Charlottezweb

Charlottezweb Hosting => Server Updates & Outages => Topic started by: Jason on January 31, 2006, 06:17:57 PM

Title: Jan 31, 2006 :: Cyclone issue
Post by: Jason on January 31, 2006, 06:17:57 PM
I'm working on a Cyclone issue right now. 

I will update this post shortly with more info as I get it.

Regards,
Jason
Title: Re: Jan 31, 2006 :: Cyclone issue
Post by: Jason on January 31, 2006, 06:50:12 PM
No updates at this time.  I'm in communication with hands-on support at the datacenter.  The server was unresponsive at the time.  They're still working. 

Updates will be here as soon as I have them.

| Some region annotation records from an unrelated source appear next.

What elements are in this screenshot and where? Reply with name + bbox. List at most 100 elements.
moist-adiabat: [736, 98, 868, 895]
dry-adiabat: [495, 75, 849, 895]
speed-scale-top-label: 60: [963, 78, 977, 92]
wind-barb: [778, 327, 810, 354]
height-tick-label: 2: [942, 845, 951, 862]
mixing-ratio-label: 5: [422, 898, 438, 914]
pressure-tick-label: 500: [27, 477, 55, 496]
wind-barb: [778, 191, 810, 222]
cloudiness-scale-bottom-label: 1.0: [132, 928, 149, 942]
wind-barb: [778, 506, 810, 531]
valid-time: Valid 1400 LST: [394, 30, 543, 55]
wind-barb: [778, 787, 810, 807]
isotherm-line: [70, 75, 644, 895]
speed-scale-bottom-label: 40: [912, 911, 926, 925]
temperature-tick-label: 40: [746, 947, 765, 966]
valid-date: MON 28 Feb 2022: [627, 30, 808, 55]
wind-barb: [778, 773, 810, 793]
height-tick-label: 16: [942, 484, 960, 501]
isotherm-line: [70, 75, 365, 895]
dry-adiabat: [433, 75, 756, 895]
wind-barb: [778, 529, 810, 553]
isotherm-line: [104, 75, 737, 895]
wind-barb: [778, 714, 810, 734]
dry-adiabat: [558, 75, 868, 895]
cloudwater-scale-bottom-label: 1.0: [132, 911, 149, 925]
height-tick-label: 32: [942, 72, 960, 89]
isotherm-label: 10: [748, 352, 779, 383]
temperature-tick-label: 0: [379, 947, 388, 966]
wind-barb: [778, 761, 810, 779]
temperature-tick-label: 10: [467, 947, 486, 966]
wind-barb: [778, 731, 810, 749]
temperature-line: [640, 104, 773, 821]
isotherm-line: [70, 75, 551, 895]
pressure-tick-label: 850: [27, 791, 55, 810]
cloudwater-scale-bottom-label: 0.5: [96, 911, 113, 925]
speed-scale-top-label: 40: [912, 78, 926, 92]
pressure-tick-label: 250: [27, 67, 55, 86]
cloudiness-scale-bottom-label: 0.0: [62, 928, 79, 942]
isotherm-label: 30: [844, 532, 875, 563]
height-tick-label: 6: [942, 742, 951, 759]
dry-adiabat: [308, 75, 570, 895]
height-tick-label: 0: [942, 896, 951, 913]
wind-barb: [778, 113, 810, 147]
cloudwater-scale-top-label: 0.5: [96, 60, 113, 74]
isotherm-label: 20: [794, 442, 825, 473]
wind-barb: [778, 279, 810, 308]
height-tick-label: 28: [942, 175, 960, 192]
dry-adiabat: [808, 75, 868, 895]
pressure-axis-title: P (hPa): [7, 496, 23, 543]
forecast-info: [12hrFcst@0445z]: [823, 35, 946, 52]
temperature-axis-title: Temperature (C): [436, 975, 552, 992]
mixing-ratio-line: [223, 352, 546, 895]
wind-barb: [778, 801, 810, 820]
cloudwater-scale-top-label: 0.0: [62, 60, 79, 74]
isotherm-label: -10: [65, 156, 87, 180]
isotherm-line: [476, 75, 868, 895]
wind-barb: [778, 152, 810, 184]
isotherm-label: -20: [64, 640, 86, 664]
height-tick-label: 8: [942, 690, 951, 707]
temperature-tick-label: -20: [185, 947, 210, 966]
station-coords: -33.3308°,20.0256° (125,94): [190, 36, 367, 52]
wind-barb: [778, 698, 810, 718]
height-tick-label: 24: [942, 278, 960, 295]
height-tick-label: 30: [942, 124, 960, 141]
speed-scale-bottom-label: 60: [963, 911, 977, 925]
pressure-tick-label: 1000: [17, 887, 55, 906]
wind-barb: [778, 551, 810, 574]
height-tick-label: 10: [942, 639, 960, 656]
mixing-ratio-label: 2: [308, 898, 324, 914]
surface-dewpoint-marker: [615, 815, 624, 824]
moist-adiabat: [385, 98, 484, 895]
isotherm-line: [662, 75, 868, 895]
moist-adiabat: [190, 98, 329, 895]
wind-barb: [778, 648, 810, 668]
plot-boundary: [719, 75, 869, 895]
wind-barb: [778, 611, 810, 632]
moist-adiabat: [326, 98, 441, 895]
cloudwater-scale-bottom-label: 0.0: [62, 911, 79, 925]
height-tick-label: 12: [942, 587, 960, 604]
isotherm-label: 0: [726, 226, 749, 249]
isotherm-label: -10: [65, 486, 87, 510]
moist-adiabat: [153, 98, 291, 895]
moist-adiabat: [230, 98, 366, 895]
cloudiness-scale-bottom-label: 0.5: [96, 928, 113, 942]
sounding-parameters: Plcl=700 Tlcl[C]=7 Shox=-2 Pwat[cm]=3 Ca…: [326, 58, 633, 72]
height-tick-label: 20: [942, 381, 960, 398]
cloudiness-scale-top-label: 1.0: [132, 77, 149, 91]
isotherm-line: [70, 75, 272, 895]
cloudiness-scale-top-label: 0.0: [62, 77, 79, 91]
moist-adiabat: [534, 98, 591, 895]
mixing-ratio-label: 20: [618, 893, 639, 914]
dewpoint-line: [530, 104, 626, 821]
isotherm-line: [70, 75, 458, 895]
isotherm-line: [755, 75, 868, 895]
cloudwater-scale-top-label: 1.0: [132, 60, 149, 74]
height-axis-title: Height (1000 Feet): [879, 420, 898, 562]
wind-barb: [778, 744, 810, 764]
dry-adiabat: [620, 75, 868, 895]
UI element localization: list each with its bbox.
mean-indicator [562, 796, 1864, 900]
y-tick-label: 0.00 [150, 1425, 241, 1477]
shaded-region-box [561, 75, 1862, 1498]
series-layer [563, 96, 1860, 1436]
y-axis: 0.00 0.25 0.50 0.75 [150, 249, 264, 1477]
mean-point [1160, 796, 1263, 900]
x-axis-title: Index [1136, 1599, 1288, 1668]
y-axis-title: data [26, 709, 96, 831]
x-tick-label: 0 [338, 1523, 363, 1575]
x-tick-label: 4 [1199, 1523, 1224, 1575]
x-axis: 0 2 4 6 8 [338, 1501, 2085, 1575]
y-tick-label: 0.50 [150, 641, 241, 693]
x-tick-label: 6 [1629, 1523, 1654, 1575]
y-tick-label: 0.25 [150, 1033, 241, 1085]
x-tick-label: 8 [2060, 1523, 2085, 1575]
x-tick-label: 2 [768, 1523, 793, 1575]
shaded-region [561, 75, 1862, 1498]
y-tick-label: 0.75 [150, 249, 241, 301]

Thank you for your patience.

-Jason
Title: Re: Jan 31, 2006 :: Cyclone issue
Post by: Jason on January 31, 2006, 06:53:56 PM
Service is restored...

More info to follow.
Title: Re: Jan 31, 2006 :: Cyclone issue
Post by: Jason on January 31, 2006, 07:59:16 PM
Here's an explanation of what occurred this evening.

I received a page/call from Alertra that httpd was down.  I immediately checked and my support had already opened an "unresponsive server" alert.  (They beat me to it in a less than 3 minute outage). 

In this case, the server was completely unresponsive that required a hands-on reboot.  All of that was accomplished within approx 25 mins (a little slow due to some other circumstances). 

However, this is our newest server and an incorrect network gateway setting kept it off the Internet even after it was rebooted and up and running.  That added some additional time for the outage that should've never occurred.  This has been corrected to prevent further issues.

The type of failure that we experienced is generally representative of a hardware issue in many cases.  I had a memory test run which failed -- not a good sign.

So, we will be replacing the memory within the next 30 minutes.  I made the decision to do this now in a controlled setting, rather than to schedule it for a more convenient time.  Doing so risks further outages in the meantime which could cause software problems that we don't need.

Therefore, the server will go offline -- hopefully for less than 15 minutes -- within the next short while to have new memory installed.

This should greatly reduce the chances of a memory-related failure in the future.

Thank you for your patience.  I will update this thread once complete.
Title: Re: Jan 31, 2006 :: Cyclone issue
Post by: Jason on January 31, 2006, 08:58:36 PM
Memory swap is complete and the server is running normally again.

The swap took just under 9 mins.

We then re-ran our memory test (which brought loads up during its progress) and it passed successfully. 

We'll continue to monitor possible hardware issues if this re-occurs, however, we believe bad memory to be the culprit at this time.

Regards,
Jason